In 1997 Mojo's Phil Sutcliffe, reviewing 'Sing a Powerful Song', wrote that it is a 'Summary selection from the first three albums by Tuam, County Galway's finest punko-Nashville-folk-rock foursome (or so). An album you'd like to shake hands with. Great big Duane Eddy twangs, barrel-chested vocals, creamery harmonies and sweet or serious words; pithily compiled like this. The Saw Doctors are very hard to say no to. Chief songwriters Davy Carton and Leo Moran have their Pogues-style rumbsters - Macnas Parade, Hay Wrap - but their forte is the real-life love song. When I Useta Lover was an Irish Number 1 in 1990 the people loved it and the church hated it. The story starts at Sunday Mass with Carton eyeing a girl, extolling "the beauty of her ass" and placing an "ostentatious contribution" in her collection plate while whispering an enquiry re. the chances of "seduction" later. It Won't Be Tonight, Share the Darkness and several others similarly capture the ache of heart and groin. This ought to be one of those timely compilations that shifts a career into a higher gear.'

After their fourth, most extensive and successful US visit ended in June 1997, they returned to Galway to finish work on their fourth studio album, "Songs From Sun Street", which was released in 1998. More acoustic based than the band's earlier work, it was described by the Illinois Entertainer as 'Indelible melodies in the Lennon/McCartney vein: simple, economic, and bound to stick in yer head. No easy task this, and the fact that 12 of the 15 songs here hook the listener with ease is impressive on its own.'

The finale to the Saw Doctors' celebrated 1998 tour-end gig at London's Royal Albert Hall, was indeed hard to beat. As the show reached a rousing climax, the victorious Galway Football team trooped onto the stage, hoisting the All-Ireland Cup aloft, intensifying the exhilaration of the night to levels rarely experienced - not even at Saw Doctors gigs.

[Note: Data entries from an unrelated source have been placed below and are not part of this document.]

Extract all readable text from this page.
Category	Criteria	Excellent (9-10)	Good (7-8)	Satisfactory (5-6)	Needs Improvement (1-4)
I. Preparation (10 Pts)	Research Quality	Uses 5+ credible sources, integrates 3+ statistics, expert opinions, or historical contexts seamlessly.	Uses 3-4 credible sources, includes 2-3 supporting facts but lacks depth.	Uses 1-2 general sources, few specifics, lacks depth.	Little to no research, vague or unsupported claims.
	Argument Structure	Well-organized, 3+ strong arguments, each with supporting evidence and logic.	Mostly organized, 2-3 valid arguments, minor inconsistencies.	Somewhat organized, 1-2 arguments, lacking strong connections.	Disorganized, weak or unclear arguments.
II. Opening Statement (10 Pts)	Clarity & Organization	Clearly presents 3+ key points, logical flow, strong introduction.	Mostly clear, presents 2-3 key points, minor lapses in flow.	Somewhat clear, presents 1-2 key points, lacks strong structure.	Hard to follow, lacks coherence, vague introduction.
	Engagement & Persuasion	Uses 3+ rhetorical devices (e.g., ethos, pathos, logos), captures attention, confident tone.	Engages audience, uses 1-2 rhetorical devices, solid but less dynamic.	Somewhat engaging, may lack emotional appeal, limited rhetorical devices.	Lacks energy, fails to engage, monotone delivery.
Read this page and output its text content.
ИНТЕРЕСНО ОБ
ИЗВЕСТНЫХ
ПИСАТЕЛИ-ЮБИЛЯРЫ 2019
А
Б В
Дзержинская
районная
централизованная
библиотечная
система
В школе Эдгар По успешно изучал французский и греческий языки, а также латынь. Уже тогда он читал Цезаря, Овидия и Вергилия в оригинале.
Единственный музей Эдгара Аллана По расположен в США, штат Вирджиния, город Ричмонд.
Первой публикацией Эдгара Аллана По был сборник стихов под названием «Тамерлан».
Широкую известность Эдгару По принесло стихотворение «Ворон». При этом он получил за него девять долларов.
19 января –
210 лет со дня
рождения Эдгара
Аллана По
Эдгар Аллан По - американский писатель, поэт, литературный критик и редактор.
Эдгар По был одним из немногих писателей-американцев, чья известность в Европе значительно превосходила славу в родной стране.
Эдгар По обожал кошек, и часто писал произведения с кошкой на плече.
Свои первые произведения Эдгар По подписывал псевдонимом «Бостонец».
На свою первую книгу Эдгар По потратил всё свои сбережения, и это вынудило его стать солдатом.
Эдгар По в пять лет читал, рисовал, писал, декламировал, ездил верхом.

In July 1999 the Saw Doctors headlined the Cambridge Folk Festival before playing alongside Elvis Costello at the 10th London Fleadh and then wowing Scotland at T In The Park prior to headlining the Guildford Festival at the end of that month.

In that year, the Saw Doctors' song "Never Mind The Strangers" featured in the Guinness Corporation's American ad campaign for Harp, and since then The Saw Doctors have been busy touring the US twice a year, devoting over 8 weeks per annum to life on the road in the States and inexorably building an ever bigger following 'over the water', to the extent that they sold out New York's Roseland Theatre in March 2001.

And so to October 1st 2001 and the release of 'Villains', The Saw Doctors' fifth studio album, a brilliant eleven song collection of highly accomplished, down to earth, honest, cracking, rootsy rock'n'roll compositions of the highest calibre.